The PVC strips had the added benefit of being very flexible and easily bendable, so they could be bowed to take the curved shape of the sheerline easily. I simply had to put a few weights over the PVC strips until the epoxy cured, and they were glued along the sides of the boat.



As I was in the middle of sanding the entire deck in preparation for painting, now was the time to start on the toe rail replacement and improvement project I had planned: adding deck scuppers for deck drainage.

I noticed the inadequate deck and cockpit drainage when I first saw Cantaora. There was no where for rain water (or a splashing wave) to easily drain off the deck so the water sat there in puddles and eventually seeped into the core as well as leaving dirt marks on the deck. Sitting on a static trailer made it worse. Adding a new 1.5" wooden toe rail without addressing the drainage issue would only make the puddles bigger. 

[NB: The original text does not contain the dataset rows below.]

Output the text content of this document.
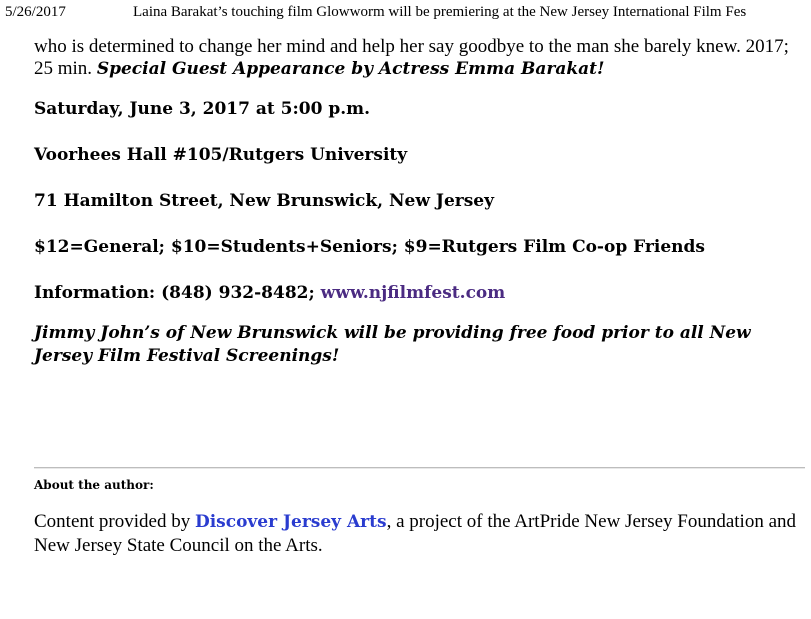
5/26/2017	Laina Barakat’s touching film Glowworm will be premiering at the New Jersey International Film Fes

who is determined to change her mind and help her say goodbye to the man she barely knew. 2017; 25 min. Special Guest Appearance by Actress Emma Barakat!

Saturday, June 3, 2017 at 5:00 p.m.

Voorhees Hall #105/Rutgers University

71 Hamilton Street, New Brunswick, New Jersey

$12=General; $10=Students+Seniors; $9=Rutgers Film Co-op Friends

Information: (848) 932-8482; www.njfilmfest.com

Jimmy John’s of New Brunswick will be providing free food prior to all New Jersey Film Festival Screenings!

About the author:

Content provided by Discover Jersey Arts, a project of the ArtPride New Jersey Foundation and New Jersey State Council on the Arts.
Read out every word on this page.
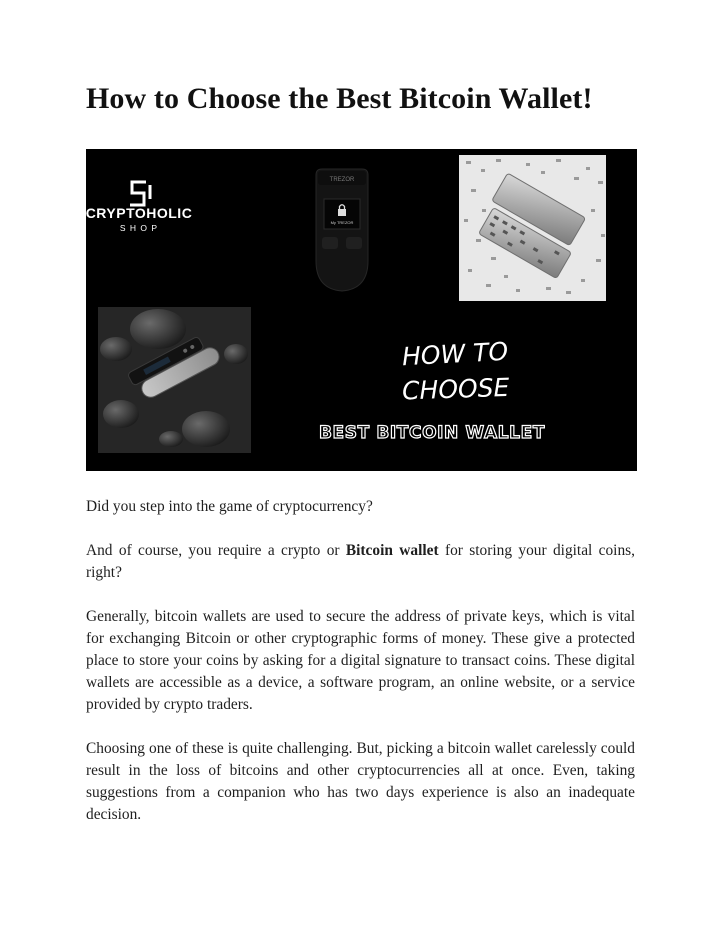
How to Choose the Best Bitcoin Wallet!
CRYPTOHOLIC
S H O P
TREZOR
My TREZOR
HOW TO
CHOOSE
BEST BITCOIN WALLET

Did you step into the game of cryptocurrency?

And of course, you require a crypto or Bitcoin wallet for storing your digital coins, right?

Generally, bitcoin wallets are used to secure the address of private keys, which is vital for exchanging Bitcoin or other cryptographic forms of money. These give a protected place to store your coins by asking for a digital signature to transact coins. These digital wallets are accessible as a device, a software program, an online website, or a service provided by crypto traders.

Choosing one of these is quite challenging. But, picking a bitcoin wallet carelessly could result in the loss of bitcoins and other cryptocurrencies all at once. Even, taking suggestions from a companion who has two days experience is also an inadequate decision.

I considered various potential solutions to the deck drainage problem. The previous owners of my boat had resorted to drilling holes through the toe rail to promote drainage. This was the most obvious solution, but of  course it should be done nicer and more cleanly than what the previous owners had done. 

However, my idea was to build this 1/2" molded-in toe rail, on top of which the wooden toe rail would be installed. Think of it as a very short gunwales. Then, slots cut across this molded-in portion of the toe rail, would form slits under the wooden toe rail to serve as scuppers, allowing water to drain off the deck from under the wooden toe rail. (I ultimately decided on placing three slots on each side, more mid-ships than evenly placed as I had noticed that was where the sitting rain water puddles were located.)

The toe rail and teak taffrail had already been removed, the area under them sanded clean, and all the leftover screw holes were first drilled out into a v-shape with a shoulder cutter bit on my hand drill, then filled in with epoxy filler. The was no wooden core to be concerned with along the deck edges; it was all solid fiberglass.) Once cured, the whole hull to deck joint area and sheerline, where the toe rail had been, was sanded flat & even before I stuck on the long PVC strips using epoxy and adhesive filler. After that it was simply a matter of cleaning up any epoxy that had squeezed out from under the PVC strips.